A version of this story originally appeared on OceanBites
Want to know where hard-to-find squid live? Ask their predators
Look, sometimes you need to "offload water" from a giant albatross...for science
Curiosity and the search for answers are what drive scientists, sometimes to extreme lengths. A great example of just how far scientists will go is the research team that went to the Antarctic and set out to find where squid live by attaching GPSs to the large seabirds that eat them.
There are about 300 different squid species in the world, but scientists have yet to determine where all of them can be found. This gap in knowledge is unfortunate, because that information would allow researchers to start discovering the role they play in various food chains as well as to follow environmental and marine shifts through movement of these cephalopod populations.
Squid in the Southern Ocean, which surrounds Antarctica, are especially elusive. They are fast swimmers, and they live in a vast and remote open ocean habitat, including at its depths (up to 7,236 meters, or 23,740 feet). These squid are rarely caught in scientific nets. But one group of animals is good at tracking them down: the ones who eat them. Jorge Pereira, Vitor Paiva, and Jose Xavier, all at Universidade de Coimbra in Portugal, used wandering albatrosses in their study "Using seabirds to map the distribution of elusive pelagic cephalopod species" published in March.
Using predators to track prey isn't a novel idea, but it is a brilliant one.
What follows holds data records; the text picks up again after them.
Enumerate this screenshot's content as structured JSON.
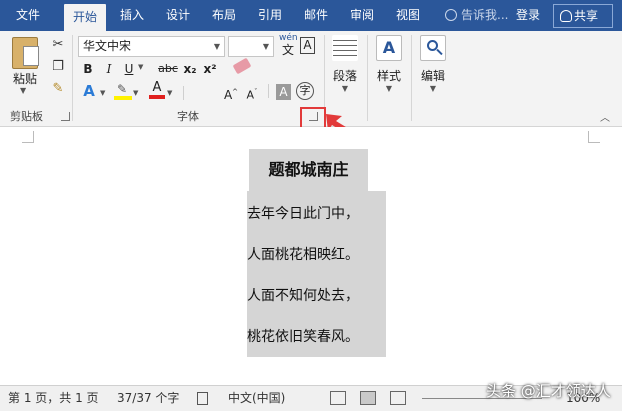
{
  "tabs": [
    "文件",
    "开始",
    "插入",
    "设计",
    "布局",
    "引用",
    "邮件",
    "审阅",
    "视图"
  ],
  "active_tab": "开始",
  "tell_me": "告诉我...",
  "login": "登录",
  "share": "共享",
  "clipboard": {
    "paste_label": "粘贴",
    "group_label": "剪贴板"
  },
  "font": {
    "font_name": "华文中宋",
    "font_size": "",
    "bold": "B",
    "italic": "I",
    "underline": "U",
    "strike": "abc",
    "subscript": "x₂",
    "superscript": "x²",
    "wen": "wén",
    "wen_char": "文",
    "grow": "A",
    "shrink": "A",
    "aa": "Aa",
    "group_label": "字体"
  },
  "paragraph": {
    "label": "段落"
  },
  "styles": {
    "label": "样式"
  },
  "editing": {
    "label": "编辑"
  },
  "document": {
    "title": "题都城南庄",
    "lines": [
      "去年今日此门中，",
      "人面桃花相映红。",
      "人面不知何处去，",
      "桃花依旧笑春风。"
    ]
  },
  "status": {
    "page": "第 1 页，共 1 页",
    "words": "37/37 个字",
    "language": "中文(中国)",
    "zoom": "100%"
  },
  "watermark": "头条 @汇才领达人",
  "colors": {
    "title_bar": "#2b579a",
    "highlight_box": "#e23a3a",
    "selection_gray": "#d5d5d5"
  }
}
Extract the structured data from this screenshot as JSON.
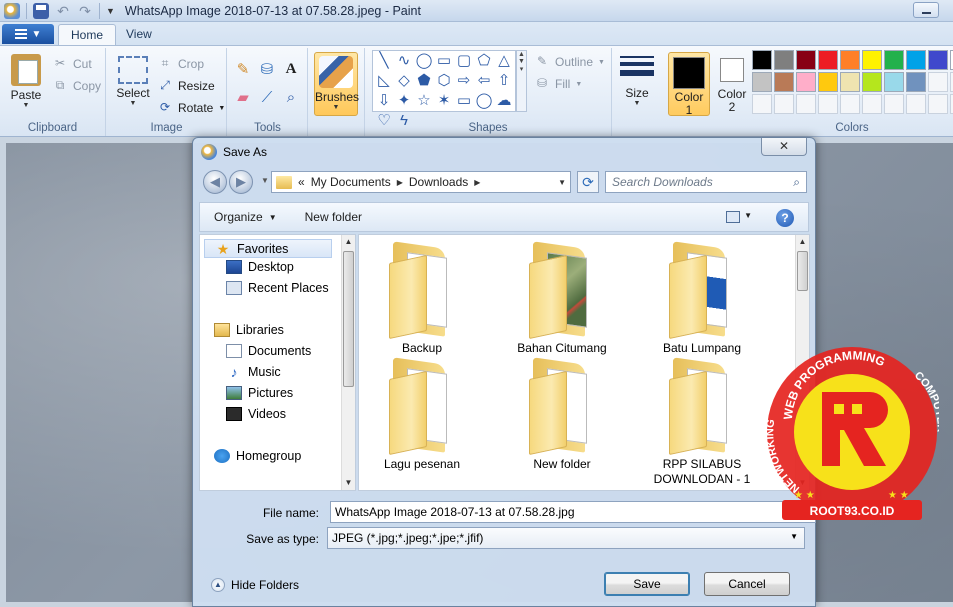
{
  "window": {
    "title": "WhatsApp Image 2018-07-13 at 07.58.28.jpeg - Paint"
  },
  "ribbon_tabs": [
    {
      "label": "Home"
    },
    {
      "label": "View"
    }
  ],
  "clipboard": {
    "paste": "Paste",
    "cut": "Cut",
    "copy": "Copy",
    "group": "Clipboard"
  },
  "image": {
    "select": "Select",
    "crop": "Crop",
    "resize": "Resize",
    "rotate": "Rotate",
    "group": "Image"
  },
  "tools": {
    "group": "Tools",
    "brushes": "Brushes"
  },
  "shapes": {
    "group": "Shapes",
    "outline": "Outline",
    "fill": "Fill",
    "icons": [
      "line-icon",
      "curve-icon",
      "oval-icon",
      "rectangle-icon",
      "rounded-rectangle-icon",
      "polygon-icon",
      "triangle-icon",
      "right-triangle-icon",
      "diamond-icon",
      "pentagon-icon",
      "hexagon-icon",
      "right-arrow-icon",
      "left-arrow-icon",
      "up-arrow-icon",
      "down-arrow-icon",
      "four-point-star-icon",
      "five-point-star-icon",
      "six-point-star-icon",
      "callout-rect-icon",
      "callout-oval-icon",
      "callout-cloud-icon",
      "heart-icon",
      "lightning-icon"
    ]
  },
  "size": {
    "label": "Size"
  },
  "colors": {
    "color1": "Color\n1",
    "color1_line1": "Color",
    "color1_line2": "1",
    "color2_line1": "Color",
    "color2_line2": "2",
    "group": "Colors",
    "color1_value": "#000000",
    "color2_value": "#ffffff",
    "palette": [
      "#000000",
      "#7f7f7f",
      "#880015",
      "#ed1c24",
      "#ff7f27",
      "#fff200",
      "#22b14c",
      "#00a2e8",
      "#3f48cc",
      "#ffffff",
      "#c3c3c3",
      "#b97a57",
      "#ffaec9",
      "#ffc90e",
      "#efe4b0",
      "#b5e61d",
      "#99d9ea",
      "#7092be"
    ]
  },
  "dialog": {
    "title": "Save As",
    "close": "✕",
    "breadcrumb_prefix": "«",
    "breadcrumb": [
      "My Documents",
      "Downloads"
    ],
    "search_placeholder": "Search Downloads",
    "organize": "Organize",
    "new_folder": "New folder",
    "nav_tree": [
      {
        "label": "Favorites",
        "icon": "star-icon"
      },
      {
        "label": "Desktop",
        "icon": "desktop-icon"
      },
      {
        "label": "Recent Places",
        "icon": "recent-places-icon"
      },
      {
        "label": "Libraries",
        "icon": "libraries-icon"
      },
      {
        "label": "Documents",
        "icon": "documents-icon"
      },
      {
        "label": "Music",
        "icon": "music-icon"
      },
      {
        "label": "Pictures",
        "icon": "pictures-icon"
      },
      {
        "label": "Videos",
        "icon": "videos-icon"
      },
      {
        "label": "Homegroup",
        "icon": "homegroup-icon"
      }
    ],
    "folders": [
      {
        "name": "Backup"
      },
      {
        "name": "Bahan Citumang"
      },
      {
        "name": "Batu Lumpang"
      },
      {
        "name": "Lagu pesenan"
      },
      {
        "name": "New folder"
      },
      {
        "name": "RPP SILABUS DOWNLODAN - 1"
      }
    ],
    "file_name_label": "File name:",
    "file_name_value": "WhatsApp Image 2018-07-13 at 07.58.28.jpg",
    "save_type_label": "Save as type:",
    "save_type_value": "JPEG (*.jpg;*.jpeg;*.jpe;*.jfif)",
    "hide_folders": "Hide Folders",
    "save_button": "Save",
    "cancel_button": "Cancel"
  },
  "watermark": {
    "top_text": "WEB PROGRAMMING",
    "left_text": "NETWORKING",
    "right_text": "COMPUTER",
    "bottom_text": "ROOT93.CO.ID"
  }
}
It has been used by scientists in the Southern Ocean since at least the early 1990s. Many predators are, by nature, trackers. What better way for scientists to find prey species of interest than to let a predator lead the way to them?
There are some unique biases to consider when using a method like this. For example, the predator may prefer a specific size of prey and therefore only lead you to juveniles or adults. In addition, predators may only forage in certain areas that overlap with the prey species range, thereby revealing only part of the area they live in. However, it's a reliable method, and as one of the best options for these situations, scientists adopt a "beggars can't be choosers" mentality.
A team of scientists took advantage of the wandering albatrosses who rear their chicks on Bird Island, in southern Georgia. Wandering albatrosses are incredibly charismatic birds. They are some of the largest birds in the world and hold the record for largest wingspan (up to 11.5 feet). These albatrosses forage over great areas, including the cold waters of the Antarctic, but also the sub-Antarctic and subtropical regions. They can soar for several hours without flapping their wings and they spend most of their life in the air, only landing to breed and eat. They mostly feed on fish and cephalopods, but also on crustaceans, and catch their food during dives or when their prey is near the surface. They are listed as vulnerable by the International Union for Conservation of Nature (IUCN), so if climate change affected their food sources, the entire species could be endangered.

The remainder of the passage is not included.